Bush Vindicated
By Ryan Walsh (07/29/04)
The ultimate hypothetical: If the “BUSH LIED!” crowd were rational, recent developments would suggest they would change their tune.
In the 2003 State of the Union speech, Bush uttered the now notorious “16 words” of death: “The British government has learned that Saddam Hussein recently sought significant quantities of uranium from Africa.”
Soon after, former diplomat Joseph Wilson penned a column for "The New York Times" cutely entitled “What I Didn’t Find in Africa.” In it, he said that he had been sent to Niger—the particular African country in question—to investigate the supposed illegal uranium trade with Iraq. He discovered the claim was bogus.
Joseph Wilson and last summer’s “Uraniumgate” expose provided the desired material for the “BUSH LIED!” gang to unleash all fury.
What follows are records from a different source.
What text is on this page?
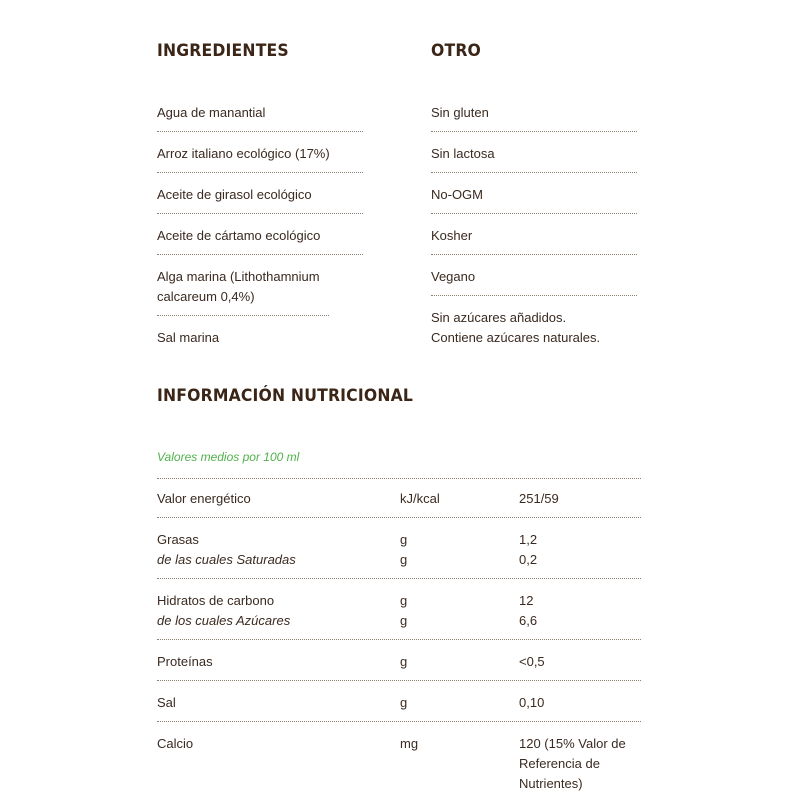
INGREDIENTES	OTRO
Agua de manantial
Arroz italiano ecológico (17%)
Aceite de girasol ecológico
Aceite de cártamo ecológico
Alga marina (Lithothamnium calcareum 0,4%)
Sal marina
Sin gluten
Sin lactosa
No-OGM
Kosher
Vegano
Sin azúcares añadidos. Contiene azúcares naturales.
INFORMACIÓN NUTRICIONAL
Valores medios por 100 ml
Valor energético	kJ/kcal	251/59
Grasas	g	1,2
de las cuales Saturadas	g	0,2
Hidratos de carbono	g	12
de los cuales Azúcares	g	6,6
Proteínas	g	<0,5
Sal	g	0,10
Calcio	mg	120 (15% Valor de Referencia de Nutrientes)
But, in the past weeks, Joe Wilson’s credibility has been reduced to nothing. This means two things: one, his new book’s title, "The Politics of Truth," is so inexplicably ironic that it’s gut-wrenching hilarious, and two, if you own a copy and now worry that you have wasted a good 20 bucks, don’t fret. Its usefulness as prime fire-starting material hasn’t decreased in accordance with its intellectual worth.
The much anticipated bipartisan Senate Intel report rebukes Wilson’s claims. For starters, the report shoots down Wilson’s claim that the fact that his wife worked for the CIA had nothing to do with his comfy assignment as a “diplomat.” In fact, the committee learned his wife had formally recommended him for the job. In another dishonest declaration, Wilson said that documents that had supposedly proved an Iraqi-Niger uranium trade were forgeries since details such as names and dates were wrong. Nice, but the committee says Wilson never saw or even had access to such documents, which means his intimate knowledge of names and dates is unlikely.
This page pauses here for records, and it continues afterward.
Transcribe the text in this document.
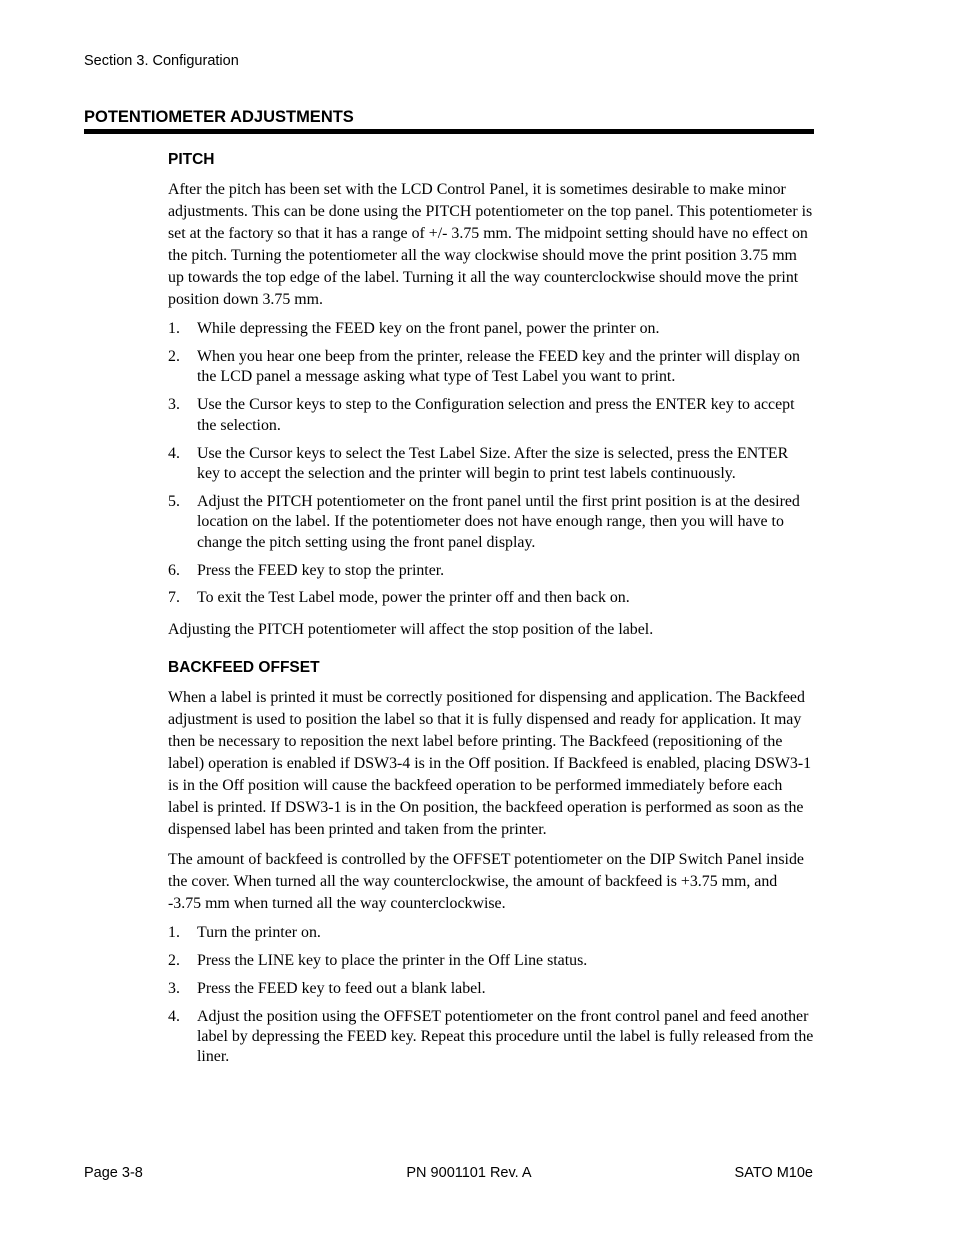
Section 3. Configuration
POTENTIOMETER ADJUSTMENTS
PITCH

After the pitch has been set with the LCD Control Panel, it is sometimes desirable to make minor adjustments. This can be done using the PITCH potentiometer on the top panel. This potentiometer is set at the factory so that it has a range of +/- 3.75 mm. The midpoint setting should have no effect on the pitch. Turning the potentiometer all the way clockwise should move the print position 3.75 mm up towards the top edge of the label. Turning it all the way counterclockwise should move the print position down 3.75 mm.

1. While depressing the FEED key on the front panel, power the printer on.
2. When you hear one beep from the printer, release the FEED key and the printer will display on the LCD panel a message asking what type of Test Label you want to print.
3. Use the Cursor keys to step to the Configuration selection and press the ENTER key to accept the selection.
4. Use the Cursor keys to select the Test Label Size. After the size is selected, press the ENTER key to accept the selection and the printer will begin to print test labels continuously.
5. Adjust the PITCH potentiometer on the front panel until the first print position is at the desired location on the label. If the potentiometer does not have enough range, then you will have to change the pitch setting using the front panel display.
6. Press the FEED key to stop the printer.
7. To exit the Test Label mode, power the printer off and then back on.

Adjusting the PITCH potentiometer will affect the stop position of the label.

BACKFEED OFFSET

When a label is printed it must be correctly positioned for dispensing and application. The Backfeed adjustment is used to position the label so that it is fully dispensed and ready for application. It may then be necessary to reposition the next label before printing. The Backfeed (repositioning of the label) operation is enabled if DSW3-4 is in the Off position. If Backfeed is enabled, placing DSW3-1 is in the Off position will cause the backfeed operation to be performed immediately before each label is printed. If DSW3-1 is in the On position, the backfeed operation is performed as soon as the dispensed label has been printed and taken from the printer.

The amount of backfeed is controlled by the OFFSET potentiometer on the DIP Switch Panel inside the cover. When turned all the way counterclockwise, the amount of backfeed is +3.75 mm, and -3.75 mm when turned all the way counterclockwise.

1. Turn the printer on.
2. Press the LINE key to place the printer in the Off Line status.
3. Press the FEED key to feed out a blank label.
4. Adjust the position using the OFFSET potentiometer on the front control panel and feed another label by depressing the FEED key. Repeat this procedure until the label is fully released from the liner.
Page 3-8	PN 9001101 Rev. A	SATO M10e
Britain’s Financial Times has also thoroughly contributed to the Wilson discrediting. Thus far, the paper has reported that new European intelligence shows that five particular nations had sought uranium from Niger. The article concludes, “One of the customers discussed by the traders was Iraq."
A more “reasonable” Bush critic will tell you, “Well, okay, maybe Bush didn’t just come out and lie, but he exaggerated and distorted intelligence in order to build his case for war.” But the Senate report and the British Parliament’s own Butler report demur.
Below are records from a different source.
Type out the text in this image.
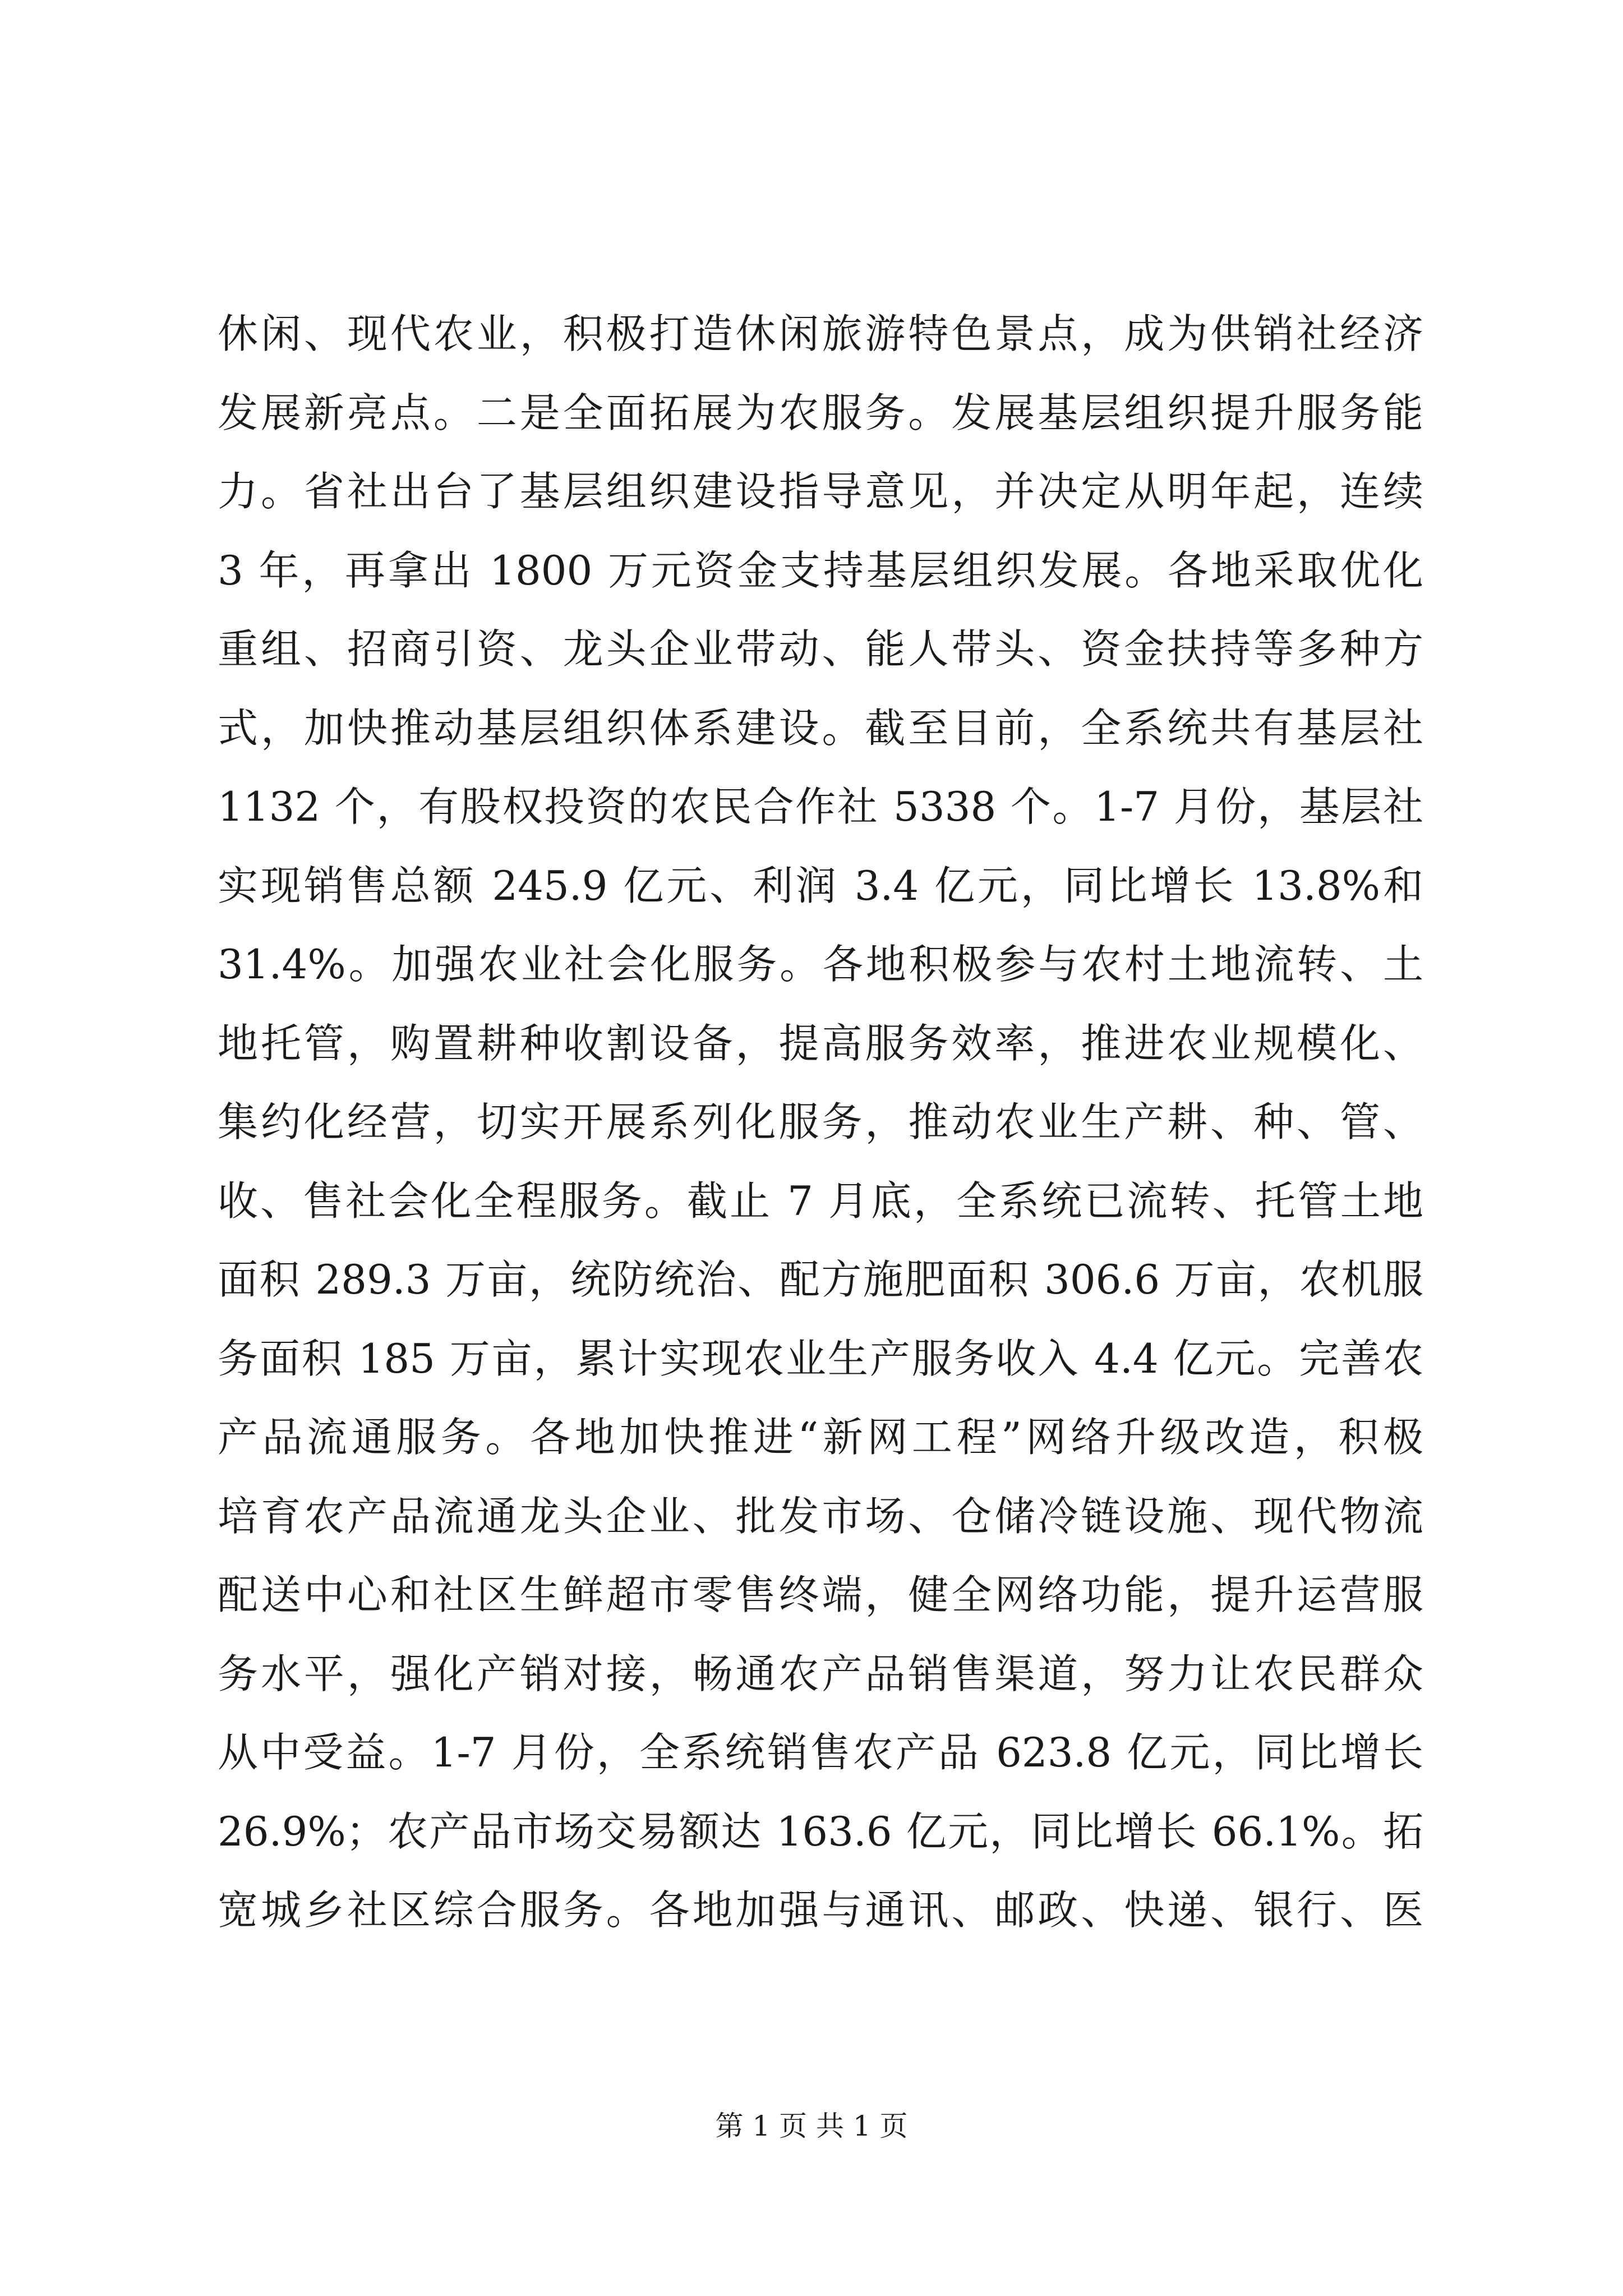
休闲、现代农业，积极打造休闲旅游特色景点，成为供销社经济
发展新亮点。二是全面拓展为农服务。发展基层组织提升服务能
力。省社出台了基层组织建设指导意见，并决定从明年起，连续
3 年，再拿出 1800 万元资金支持基层组织发展。各地采取优化
重组、招商引资、龙头企业带动、能人带头、资金扶持等多种方
式，加快推动基层组织体系建设。截至目前，全系统共有基层社
1132 个，有股权投资的农民合作社 5338 个。1-7 月份，基层社
实现销售总额 245.9 亿元、利润 3.4 亿元，同比增长 13.8%和
31.4%。加强农业社会化服务。各地积极参与农村土地流转、土
地托管，购置耕种收割设备，提高服务效率，推进农业规模化、
集约化经营，切实开展系列化服务，推动农业生产耕、种、管、
收、售社会化全程服务。截止 7 月底，全系统已流转、托管土地
面积 289.3 万亩，统防统治、配方施肥面积 306.6 万亩，农机服
务面积 185 万亩，累计实现农业生产服务收入 4.4 亿元。完善农
产品流通服务。各地加快推进“新网工程”网络升级改造，积极
培育农产品流通龙头企业、批发市场、仓储冷链设施、现代物流
配送中心和社区生鲜超市零售终端，健全网络功能，提升运营服
务水平，强化产销对接，畅通农产品销售渠道，努力让农民群众
从中受益。1-7 月份，全系统销售农产品 623.8 亿元，同比增长
26.9%；农产品市场交易额达 163.6 亿元，同比增长 66.1%。拓
宽城乡社区综合服务。各地加强与通讯、邮政、快递、银行、医
第 1 页 共 1 页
Here’s some important Senate report text: “The committee found no evidence that the [intelligence community's] mischaracterization or exaggeration of weapons of mass destruction capabilities was the result of political pressure.”
Reinforcing important findings in the U.S. and Europe, the Butler report concluded “… the statement in President Bush's State of the Union Address of 28 January…was well-founded.”
We are told that Bush had a tough decision to make on Iraq. But, in the post-9/11 setting, he really had no choice at all. Saddam Hussein had ignored and obstructed international law and UN resolutions for 17 years. Former CIA Director George Tenet was so convinced of the existence of WMD stockpiles that he told the commander in chief the intelligence was a “slam dunk.” This in conjunction with Saddam’s strong ties to terrorist groups (a topic of future column) produced a transparent threat to the U.S. in particular and the West in general.
As Bill Safire observed in a recent column, our pre-war intel before the first Gulf War was wrong, too: we had no idea that Saddam’s nuclear program was as fully developed as it was. Clearly, this is the more perilous sort of intelligence “errors.” Would Bush’s son make the same mistake and wait until the threat rose to imminence?
Bush addressed this question at a rally in Duluth—which I attended. He said that, given that choice, he will “defend America every time.”